Si elles ne jouent pas leurs partitions dès maintenant en interpellant le Président Alassane OUATTARA sur les dérives dictatoriales fragrantes de son régime, il faut craindre de nouveaux troubles pré ou postélectoraux aux conséquences imprévisibles dans le pays.
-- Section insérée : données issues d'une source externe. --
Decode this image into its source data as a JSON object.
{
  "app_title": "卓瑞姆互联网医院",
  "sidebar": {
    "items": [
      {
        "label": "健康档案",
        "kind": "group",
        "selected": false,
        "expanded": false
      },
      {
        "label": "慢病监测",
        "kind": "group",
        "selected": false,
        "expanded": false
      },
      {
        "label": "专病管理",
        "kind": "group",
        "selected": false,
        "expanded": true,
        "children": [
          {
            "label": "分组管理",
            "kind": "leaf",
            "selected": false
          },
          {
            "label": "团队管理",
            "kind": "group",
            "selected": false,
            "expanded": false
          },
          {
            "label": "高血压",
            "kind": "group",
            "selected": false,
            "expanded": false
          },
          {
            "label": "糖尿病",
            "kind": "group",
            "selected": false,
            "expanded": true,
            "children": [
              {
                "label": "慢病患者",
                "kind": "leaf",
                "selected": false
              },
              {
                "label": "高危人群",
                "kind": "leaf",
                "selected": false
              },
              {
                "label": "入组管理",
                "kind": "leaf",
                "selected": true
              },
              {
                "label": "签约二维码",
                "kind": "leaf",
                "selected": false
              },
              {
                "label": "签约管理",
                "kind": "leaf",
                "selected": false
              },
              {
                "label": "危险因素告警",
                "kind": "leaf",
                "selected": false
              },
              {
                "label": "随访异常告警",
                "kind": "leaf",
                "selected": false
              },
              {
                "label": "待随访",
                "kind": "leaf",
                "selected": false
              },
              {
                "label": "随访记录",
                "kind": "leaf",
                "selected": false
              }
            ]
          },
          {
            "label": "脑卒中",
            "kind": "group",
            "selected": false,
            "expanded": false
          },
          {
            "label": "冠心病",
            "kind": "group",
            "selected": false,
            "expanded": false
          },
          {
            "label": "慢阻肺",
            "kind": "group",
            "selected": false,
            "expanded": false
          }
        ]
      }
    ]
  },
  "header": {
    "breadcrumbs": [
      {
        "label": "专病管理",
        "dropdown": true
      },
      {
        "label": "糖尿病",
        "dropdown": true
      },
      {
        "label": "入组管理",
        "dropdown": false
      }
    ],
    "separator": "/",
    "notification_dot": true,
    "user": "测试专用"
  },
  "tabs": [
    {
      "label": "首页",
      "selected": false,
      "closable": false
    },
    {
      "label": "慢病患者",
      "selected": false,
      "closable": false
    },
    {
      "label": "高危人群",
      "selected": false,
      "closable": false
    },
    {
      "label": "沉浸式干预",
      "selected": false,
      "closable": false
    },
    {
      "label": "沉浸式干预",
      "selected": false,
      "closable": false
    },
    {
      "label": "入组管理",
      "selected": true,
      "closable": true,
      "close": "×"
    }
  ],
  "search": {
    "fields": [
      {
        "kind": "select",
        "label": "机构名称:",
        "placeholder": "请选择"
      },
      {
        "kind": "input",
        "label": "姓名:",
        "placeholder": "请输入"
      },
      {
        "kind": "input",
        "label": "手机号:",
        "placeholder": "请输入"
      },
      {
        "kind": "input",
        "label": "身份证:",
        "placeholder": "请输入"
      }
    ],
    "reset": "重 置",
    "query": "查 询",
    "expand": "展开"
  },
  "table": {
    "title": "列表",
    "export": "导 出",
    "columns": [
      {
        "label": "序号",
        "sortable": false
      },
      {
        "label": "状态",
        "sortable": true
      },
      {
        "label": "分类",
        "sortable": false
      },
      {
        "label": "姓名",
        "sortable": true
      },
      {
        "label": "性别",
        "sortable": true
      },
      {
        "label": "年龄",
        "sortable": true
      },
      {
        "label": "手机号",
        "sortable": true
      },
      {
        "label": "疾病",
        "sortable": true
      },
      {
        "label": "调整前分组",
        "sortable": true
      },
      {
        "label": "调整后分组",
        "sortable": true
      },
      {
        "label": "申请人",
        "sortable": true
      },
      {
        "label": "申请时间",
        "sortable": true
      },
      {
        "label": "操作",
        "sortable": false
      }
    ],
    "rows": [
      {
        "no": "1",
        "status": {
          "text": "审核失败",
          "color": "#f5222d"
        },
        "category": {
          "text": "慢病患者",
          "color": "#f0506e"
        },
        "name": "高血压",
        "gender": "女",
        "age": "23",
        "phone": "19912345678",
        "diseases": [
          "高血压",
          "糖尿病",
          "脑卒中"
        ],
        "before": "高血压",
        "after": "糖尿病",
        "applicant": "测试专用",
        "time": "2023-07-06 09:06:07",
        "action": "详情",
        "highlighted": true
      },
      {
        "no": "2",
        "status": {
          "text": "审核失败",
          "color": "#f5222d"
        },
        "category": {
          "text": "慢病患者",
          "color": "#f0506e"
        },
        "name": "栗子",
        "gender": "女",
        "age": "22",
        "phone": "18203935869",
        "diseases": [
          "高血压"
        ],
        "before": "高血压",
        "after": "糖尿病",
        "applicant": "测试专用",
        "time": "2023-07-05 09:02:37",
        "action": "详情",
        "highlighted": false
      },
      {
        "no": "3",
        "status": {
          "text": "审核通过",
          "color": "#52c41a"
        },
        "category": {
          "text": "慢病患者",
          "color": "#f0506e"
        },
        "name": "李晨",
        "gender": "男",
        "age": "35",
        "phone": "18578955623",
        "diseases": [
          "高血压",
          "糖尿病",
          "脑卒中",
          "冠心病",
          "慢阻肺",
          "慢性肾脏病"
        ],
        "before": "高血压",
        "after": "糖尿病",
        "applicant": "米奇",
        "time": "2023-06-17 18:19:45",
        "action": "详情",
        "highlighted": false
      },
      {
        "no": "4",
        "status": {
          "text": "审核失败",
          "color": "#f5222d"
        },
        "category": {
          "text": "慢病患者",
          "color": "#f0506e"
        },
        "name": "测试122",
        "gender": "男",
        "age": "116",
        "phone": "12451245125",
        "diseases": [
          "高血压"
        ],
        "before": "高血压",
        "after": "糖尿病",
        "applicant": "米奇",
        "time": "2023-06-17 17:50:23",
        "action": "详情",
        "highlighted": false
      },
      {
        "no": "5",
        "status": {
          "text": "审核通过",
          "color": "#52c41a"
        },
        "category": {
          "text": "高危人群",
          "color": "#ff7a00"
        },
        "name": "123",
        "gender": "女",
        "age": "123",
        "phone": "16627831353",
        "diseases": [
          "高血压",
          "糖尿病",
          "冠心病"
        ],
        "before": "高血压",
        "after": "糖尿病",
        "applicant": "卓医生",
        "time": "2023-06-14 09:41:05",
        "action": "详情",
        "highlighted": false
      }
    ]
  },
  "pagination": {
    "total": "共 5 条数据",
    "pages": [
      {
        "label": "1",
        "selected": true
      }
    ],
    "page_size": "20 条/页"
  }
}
L’ANC tient à féliciter le Président de GPS, Son Excellence Monsieur Guillaume SORO, pour sa victoire judiciaire éclatante rendue par la CADHP, preuve s’il en était besoin, que son combat pour la démocratie, pour les libertés individuelles et collectives, et pour l’unité et la prospérité de la Côte d’Ivoire est suivi et compris.

Pour l’ANC, il ne fait l’ombre d’aucun doute que ce combat là rassemble autour du Président Guillaume SORO la majorité des Ivoiriens, les jeunes et les femmes en particulier vers lesquels vont les priorités et les fondamentaux de son programme de gouvernement pour l’élection présidentielle d’octobre 2020. C’est pourquoi, dans cette adversité sordide que lui oppose le régime RHDP de Monsieur Alassane OUATTARA, l’ANC réitère son soutien indéfectible à SEM Guillaume Kigbafori SORO.

L’ANC encourage tous les exilés forcés, SEM Guillaume SORO à leur tête, et les prisonniers politiques de GPS. L’ANC a une pensée spéciale pour son président, l’Honorable Alphonse SORO, contraint à l’exil lui aussi pour son attachement inébranlable aux idéaux du Président Guillaume SORO. A tous, l’ANC demande de tenir bon.